20. Assignment; Use of Subcontractors:

Buyer shall not assign or transfer the Agreement or any part thereof to any third party without prior written approval by Seller. Notwithstanding the foregoing, in no event does any approval by Seller or any subsequent assignment by Buyer relieve Buyer of any of its obligations under this Agreement. Any purported assignment in violation of this Agreement is void. Seller may use subcontracts to perform services under this Agreement.

21. Relationship of the Parties:

The Seller’s relationship with the Buyer shall be that of an independent contractor and nothing in the Contract should be deemed or construed to create a partnership, joint venture, agency or employer-employee relationship between the parties.

22. Notices:

All notices, requests, consents, claims, demands, waivers, and other communications hereunder shall be in writing and addressed to the party at the addresses set forth on the face of the Quote or to such other address that may be designated by the receiving party in writing. All notices, requests, consents, claims,

23. Demands, Waivers and other Communications:

Demands, waivers and other Communications hereunder shall be in writing and shall be deemed to have been given (a) when delivered by hand (with written confirmation of receipt); (b) when received by the addressee if sent by a nationally recognized overnight courier (receipt requested); (c) on the date sent by facsimile or e-mail (with confirmation of transmission) if sent during normal business hours of the recipient, and on the next business day if sent after normal business hours of the recipient or (d) on the third day after the date mailed, by certified or registered mail, return receipt requested, postage prepaid.

24. Amendments; Waiver:

This Agreement may only be amended, modified or supplemented by an agreement in writing signed by each party hereto.
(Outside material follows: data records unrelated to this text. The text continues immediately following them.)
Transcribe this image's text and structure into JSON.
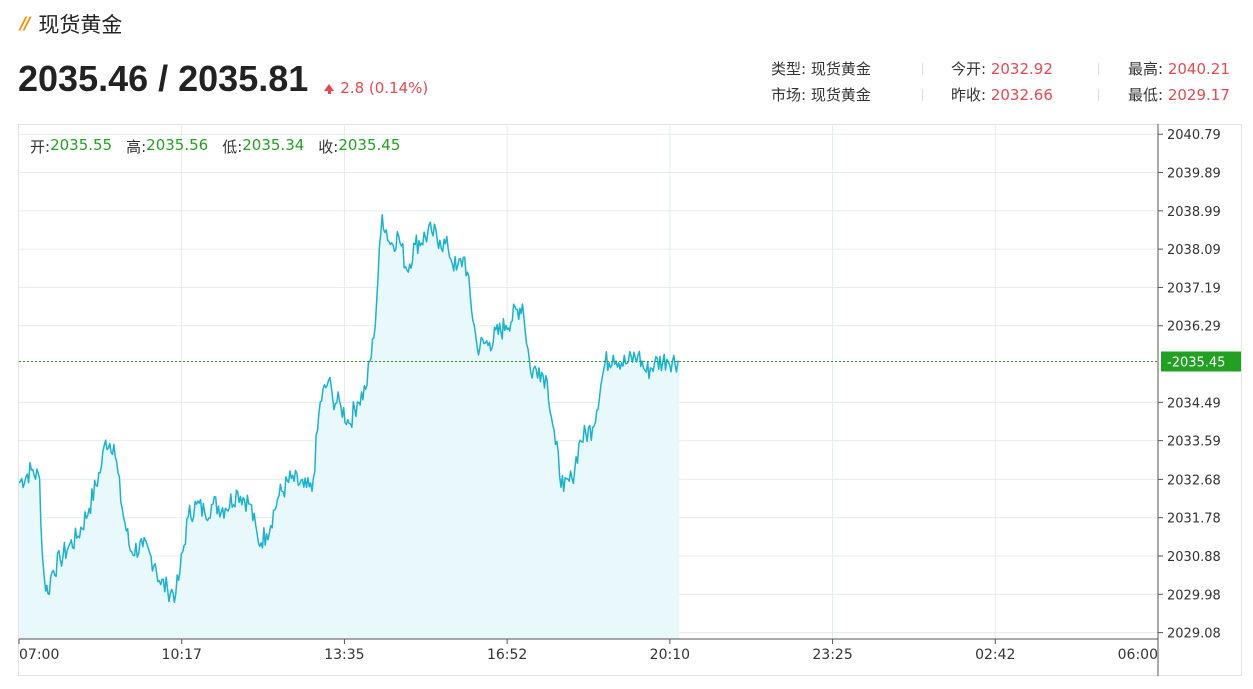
{
  "header": {
    "title": "现货黄金"
  },
  "price": {
    "main": "2035.46 / 2035.81",
    "change": "2.8 (0.14%)"
  },
  "stats": {
    "type_label": "类型:",
    "type_value": "现货黄金",
    "market_label": "市场:",
    "market_value": "现货黄金",
    "open_today_label": "今开:",
    "open_today_value": "2032.92",
    "prev_close_label": "昨收:",
    "prev_close_value": "2032.66",
    "high_label": "最高:",
    "high_value": "2040.21",
    "low_label": "最低:",
    "low_value": "2029.17"
  },
  "ohlc": {
    "open_label": "开:",
    "open_value": "2035.55",
    "high_label": "高:",
    "high_value": "2035.56",
    "low_label": "低:",
    "low_value": "2035.34",
    "close_label": "收:",
    "close_value": "2035.45"
  },
  "colors": {
    "accent": "#ff8a00",
    "up": "#e8474f",
    "line": "#1ab3cf",
    "fill": "#e8f8fb",
    "current": "#21a021",
    "grid": "#e3ecf1"
  },
  "chart_data": {
    "type": "area",
    "x_ticks": [
      "07:00",
      "10:17",
      "13:35",
      "16:52",
      "20:10",
      "23:25",
      "02:42",
      "06:00"
    ],
    "y_ticks": [
      2040.79,
      2039.89,
      2038.99,
      2038.09,
      2037.19,
      2036.29,
      2034.49,
      2033.59,
      2032.68,
      2031.78,
      2030.88,
      2029.98,
      2029.08
    ],
    "current_price": "2035.45",
    "ylim": [
      2028.93,
      2041.03
    ],
    "x_range_minutes": [
      0,
      1380
    ],
    "grid": true,
    "series": [
      {
        "x": [
          0,
          15,
          25,
          28,
          31,
          35,
          40,
          50,
          60,
          70,
          85,
          100,
          105,
          115,
          125,
          135,
          150,
          165,
          170,
          180,
          190,
          195,
          205,
          215,
          225,
          235,
          250,
          265,
          280,
          290,
          300,
          315,
          330,
          345,
          355,
          365,
          375,
          380,
          390,
          400,
          410,
          420,
          430,
          440,
          450,
          460,
          470,
          480,
          500,
          510,
          520,
          530,
          540,
          555,
          570,
          590,
          610,
          620,
          630,
          640,
          650,
          660,
          670,
          680,
          695,
          710,
          720,
          735,
          750,
          760,
          770,
          785,
          800
        ],
        "values": [
          2032.6,
          2032.9,
          2032.7,
          2031.0,
          2030.3,
          2030.0,
          2030.5,
          2030.8,
          2031.1,
          2031.3,
          2032.0,
          2033.0,
          2033.6,
          2033.5,
          2032.0,
          2031.0,
          2031.1,
          2030.7,
          2030.3,
          2030.1,
          2030.0,
          2030.5,
          2031.8,
          2032.1,
          2031.9,
          2032.1,
          2032.0,
          2032.4,
          2032.1,
          2031.2,
          2031.4,
          2032.3,
          2032.7,
          2032.5,
          2032.4,
          2034.5,
          2035.0,
          2034.6,
          2034.4,
          2034.0,
          2034.5,
          2034.8,
          2036.0,
          2038.9,
          2038.2,
          2038.4,
          2037.6,
          2038.2,
          2038.5,
          2038.3,
          2038.1,
          2037.6,
          2037.9,
          2035.8,
          2035.9,
          2036.3,
          2036.8,
          2035.2,
          2035.3,
          2035.0,
          2033.5,
          2032.4,
          2032.7,
          2033.6,
          2033.9,
          2035.4,
          2035.6,
          2035.4,
          2035.6,
          2035.2,
          2035.4,
          2035.5,
          2035.45
        ]
      }
    ]
  }
}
No waiver by either party of any of the provisions hereof shall be effective unless explicitly set forth in writing and signed by the party so waiving. No waiver by either party shall operate or be construed as a waiver in respect of any failure, breach or default not expressly identified by such written waiver, whether of a similar or different character, and whether occurring before or after that waiver. No failure to exercise, or delay in exercising, any right, remedy, power or privilege arising from this Agreement shall operate or be construed as a waiver thereof; nor shall any single or partial exercise of any right, remedy, power or privilege hereunder preclude any other or further exercise thereof or the exercise of any other right, remedy, power or privilege.

25. Governing Law; Jurisdiction:

The Agreement shall be governed by and construed in accordance with the laws of the State of Michigan without regard to principles of conflict of law.  Any suit, action or other legal proceeding arising out of or relating to this Agreement shall be brought in the courts of the State of Michigan located in Macomb County, Michigan or the U.S. District Court for the Eastern District of Michigan located in Wayne County, Michigan. Seller and the Buyer each consent to the jurisdiction of each such court in any suit, action or proceeding, and waive any objection which it may have to the laying of venue of any such suit, action or proceeding in any such courts and any claim that any such suit, action or proceeding has been brought in an inconvenient forum.

26. No Third-Party Beneficiaries:

This Agreement is for the sole benefit of the parties hereto and their respective successors and permitted assigns and nothing herein, express or implied, is intended to or shall confer upon any other person or entity any legal or equitable right, benefit or remedy of any nature whatsoever under or by reason of this Agreement.

27. English Language:

All documents, notices and legal proceedings executed, given or instituted pursuant to or relating directly hereto shall be in the English language, and, except for capitalized terms defined in this Agreement which shall have the meaning set forth herein, the meaning of all words and phrases of this Agreement shall be defined, construed and interpreted in the English language.